Tomorrow is Alaska’s Primary Election. Citizens across the state will head to the polls to vote for both national and state senators and representatives. In Bethel, where many people speak Yup'ik as a first language, those polls will have translators to explain the ballot. One of those translators you’ve heard for decades on KYUK: John Active. KYUK talked with Active about what he does on election day and why it matters.
KYUK: How long do you spend preparing to translate the ballot?
Active: Well, I keep looking at it throughout the day to make sure I got it down pat, because I translate for elders, and sometimes villagers are here, too, who’re voting absentee ballots or question ballots, and then I’ll translate for them.
KYUK: So how do they protect voter privacy? Is it that you explain the ballot in Yupik before someone enters the ballot box?
Active: I read what’s printed on this ballot that’s written in the Yup'ik language, and then sometimes they’ll ask me, "Who should I vote for?" And I’ll say, "I can’t tell you. You’ve got to make up your own mind. You have to vote for who you want, whoever you choose.”
KYUK: And then they go by themselves into the ballot…
Active: No, no. I go in with them. I have to read the ballot for them, and then they’ll hear what I say, and then of course, they’ll vote for whoever they want.
KYUK: So you watch them mark whoever they’re voting for?
Active: Yeah, in case they make a mistake. You can’t put an X on the ballot. You have to fill in the oval with the black ink pen.
KYUK: How many years have you been helping translate the ballots in Bethel?

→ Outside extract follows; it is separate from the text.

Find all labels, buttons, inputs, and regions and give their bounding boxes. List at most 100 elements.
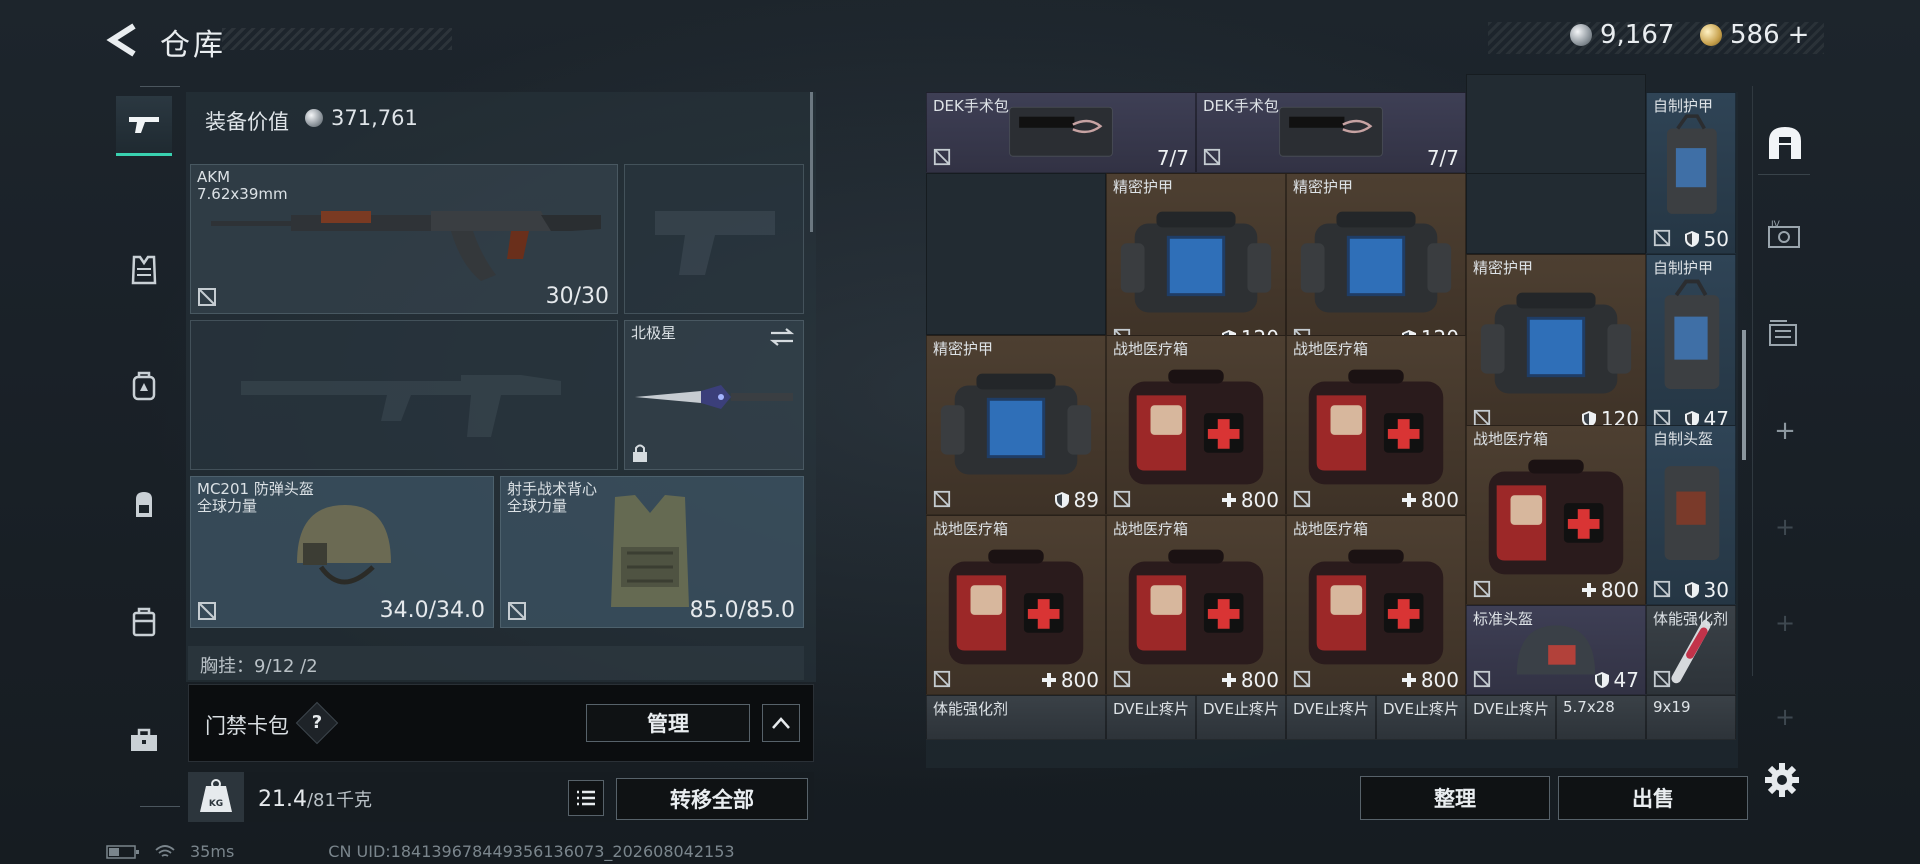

Active: Must be about five years up to now. Some of the elections are really tough when they have a lot of propositions and things, and you have a lot to read. And sometimes the elders don’t understand. So we do a little explaining about what’s on the ballot. Then when they understand it, then they’ll vote whichever way they want.
KYUK: Do you feel like what you’re doing is valuable?
Active: Of course I do! Otherwise I wouldn’t do it. It’s a long day: 6:30 in the morning until 9:30 at night. I really enjoy it. I enjoy meeting all the people that I haven’t seen in a while when they come to vote, and I’m always encouraging the elders especially to vote.
KYUK: And is there anything on this ballot that’s tricky to translate?
Active: No, this time it’s really easy. Looks like we’re going to be done early.
KYUK: And do you always vote on election day?
Active: I always do. I make sure I vote first, because I ain’t going to have time for the rest of the day, because I'll be helping translate.
KYUK: John, thank you.
You can vote tomorrow at two places in Bethel: the Cultural Center and the LKSD Board Room. Translators will be available at both sites. The polls open at 7 a.m., and close at 8 p.m.